Longer Post Do Better, But Why?

There you have it. Data shows that longer format blogs do better overall.

But this demands the answer to a new, more interesting question. Why?

  1.  A long article has more scope for SEO. Keywords and keyphrases are typically repeated, naturally, numerous times when an article is lengthy and focused. Think about how many times you might write SEO and variations on that theme in a 200-word article, compared to a 3000-word post.
  2.  More natural keywords and keyphrases can result in higher-ranking and more organic traffic from search engines.
  3. If the length of an article means that it contains more valuable information, it's possible that it is more likely to be shared than an equivalent but much shorter and less useful article.

Like Google, people appreciate blog content that demonstrates expertise, authority, and trust. An in-depth article garners search traffic, receives many links and shares, and can result in a greater number of conversions than short articles because they are valuable to their readers. In-depth, thoughtful blog posts tend to take more words to express the ideas within them.
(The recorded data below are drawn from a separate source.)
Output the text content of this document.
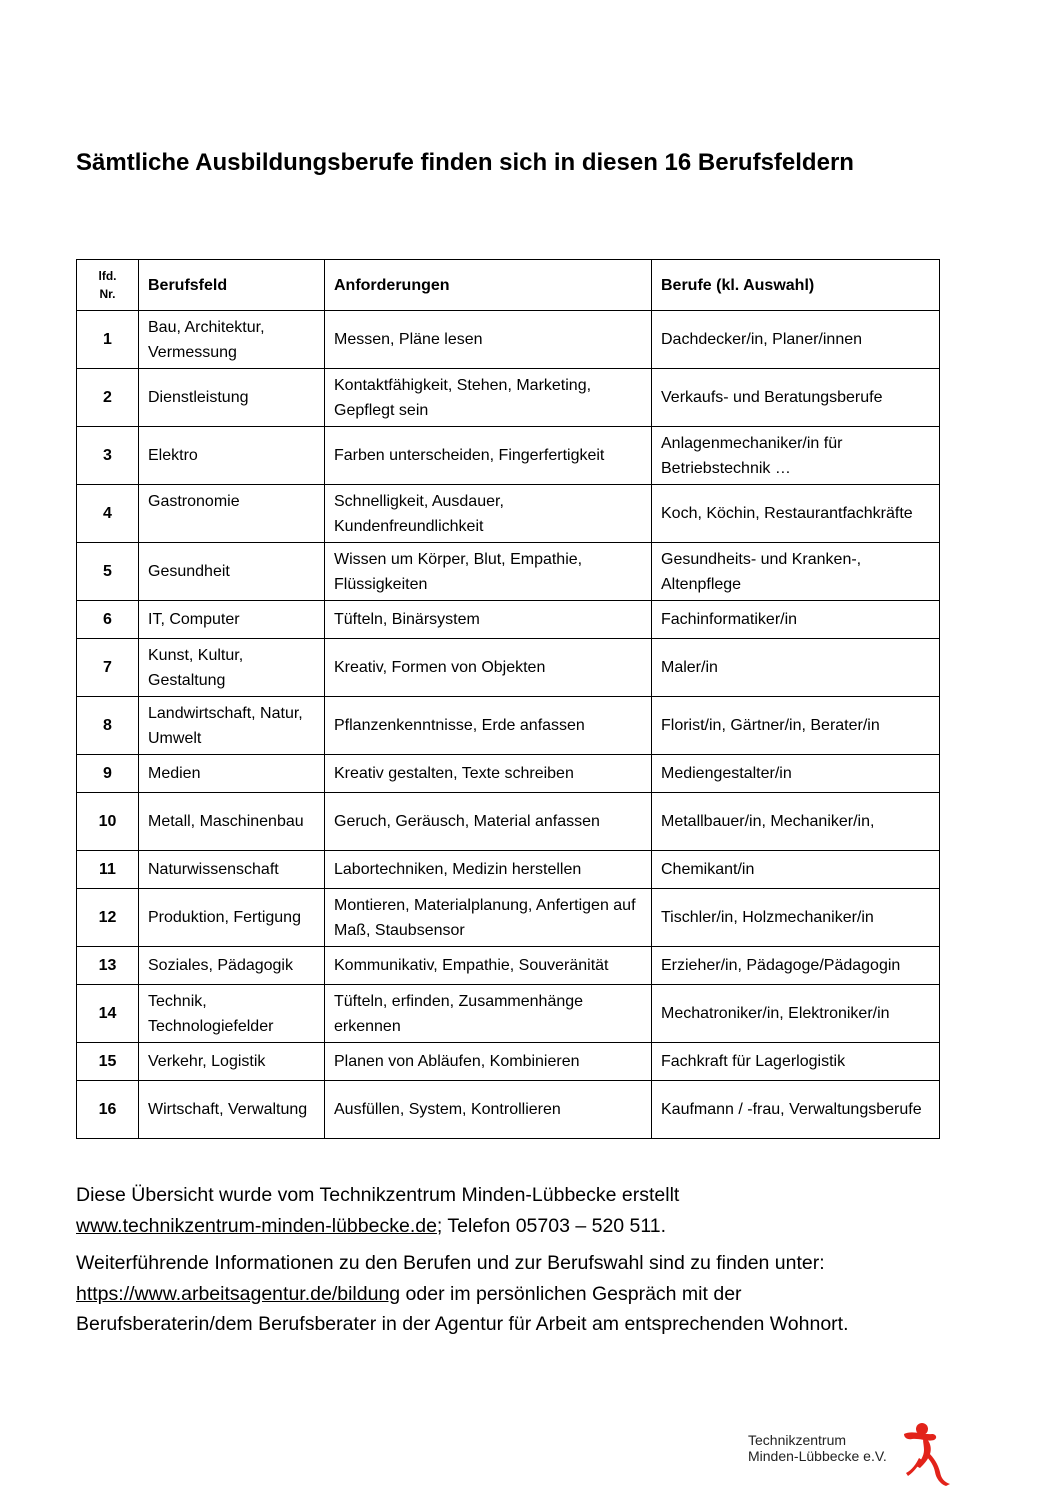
Sämtliche Ausbildungsberufe finden sich in diesen 16 Berufsfeldern
lfd.
Nr.	Berufsfeld	Anforderungen	Berufe (kl. Auswahl)
1	Bau, Architektur, Vermessung	Messen, Pläne lesen	Dachdecker/in, Planer/innen
2	Dienstleistung	Kontaktfähigkeit, Stehen, Marketing, Gepflegt sein	Verkaufs- und Beratungsberufe
3	Elektro	Farben unterscheiden, Fingerfertigkeit	Anlagenmechaniker/in für Betriebstechnik …
4	Gastronomie	Schnelligkeit, Ausdauer, Kundenfreundlichkeit	Koch, Köchin, Restaurantfachkräfte
5	Gesundheit	Wissen um Körper, Blut, Empathie, Flüssigkeiten	Gesundheits- und Kranken-, Altenpflege
6	IT, Computer	Tüfteln, Binärsystem	Fachinformatiker/in
7	Kunst, Kultur, Gestaltung	Kreativ, Formen von Objekten	Maler/in
8	Landwirtschaft, Natur, Umwelt	Pflanzenkenntnisse, Erde anfassen	Florist/in, Gärtner/in, Berater/in
9	Medien	Kreativ gestalten, Texte schreiben	Mediengestalter/in
10	Metall, Maschinenbau	Geruch, Geräusch, Material anfassen	Metallbauer/in, Mechaniker/in,
11	Naturwissenschaft	Labortechniken, Medizin herstellen	Chemikant/in
12	Produktion, Fertigung	Montieren, Materialplanung, Anfertigen auf Maß, Staubsensor	Tischler/in, Holzmechaniker/in
13	Soziales, Pädagogik	Kommunikativ, Empathie, Souveränität	Erzieher/in, Pädagoge/Pädagogin
14	Technik, Technologiefelder	Tüfteln, erfinden, Zusammenhänge erkennen	Mechatroniker/in, Elektroniker/in
15	Verkehr, Logistik	Planen von Abläufen, Kombinieren	Fachkraft für Lagerlogistik
16	Wirtschaft, Verwaltung	Ausfüllen, System, Kontrollieren	Kaufmann / -frau, Verwaltungsberufe

Diese Übersicht wurde vom Technikzentrum Minden-Lübbecke erstellt
www.technikzentrum-minden-lübbecke.de; Telefon 05703 – 520 511.

Weiterführende Informationen zu den Berufen und zur Berufswahl sind zu finden unter:
https://www.arbeitsagentur.de/bildung oder im persönlichen Gespräch mit der
Berufsberaterin/dem Berufsberater in der Agentur für Arbeit am entsprechenden Wohnort.

Technikzentrum
Minden-Lübbecke e.V.
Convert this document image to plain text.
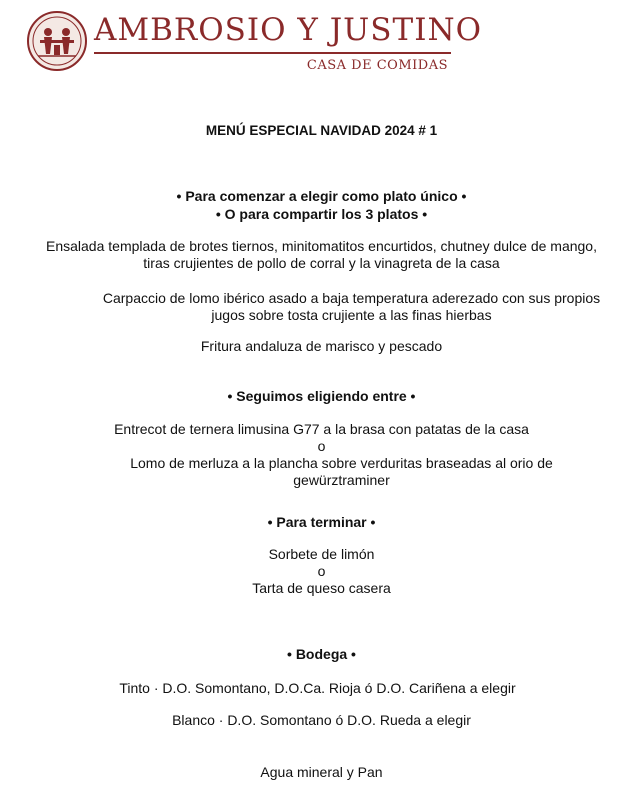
AMBROSIO Y JUSTINO
CASA DE COMIDAS
MENÚ ESPECIAL NAVIDAD 2024 # 1
• Para comenzar a elegir como plato único •
• O para compartir los 3 platos •
Ensalada templada de brotes tiernos, minitomatitos encurtidos, chutney dulce de mango,
tiras crujientes de pollo de corral y la vinagreta de la casa
Carpaccio de lomo ibérico asado a baja temperatura aderezado con sus propios
jugos sobre tosta crujiente a las finas hierbas
Fritura andaluza de marisco y pescado
• Seguimos eligiendo entre •
Entrecot de ternera limusina G77 a la brasa con patatas de la casa
o
Lomo de merluza a la plancha sobre verduritas braseadas al orio de
gewürztraminer
• Para terminar •
Sorbete de limón
o
Tarta de queso casera
• Bodega •
Tinto · D.O. Somontano, D.O.Ca. Rioja ó D.O. Cariñena a elegir
Blanco · D.O. Somontano ó D.O. Rueda a elegir
Agua mineral y Pan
For a blog post to satisfy your reader and get your message across, it might push 1500 words. The length, however, is a byproduct of the quality. Not the other way round.

Don't feel compelled to break a long post up into shorter posts to make it a series. Your series will do better when you genuinely have a lot to say. Each post should be as long as it needs to be, not truncated into unnatural, bite-size pieces.

Focus on quality. Take the time to craft your posts and know that 1000 words and over is a powerful benchmark, but don't bend yourself out of shape to reach it. The length of your post will be a combination of what your readers want and how long it takes you to say everything you want to say on a topic.

When you write a great blog post, you’ll know it. You'll be aware of its length, but you'll be more concerned with hitting the mark concerning a well-crafted piece of writing more than hitting a specific word count target.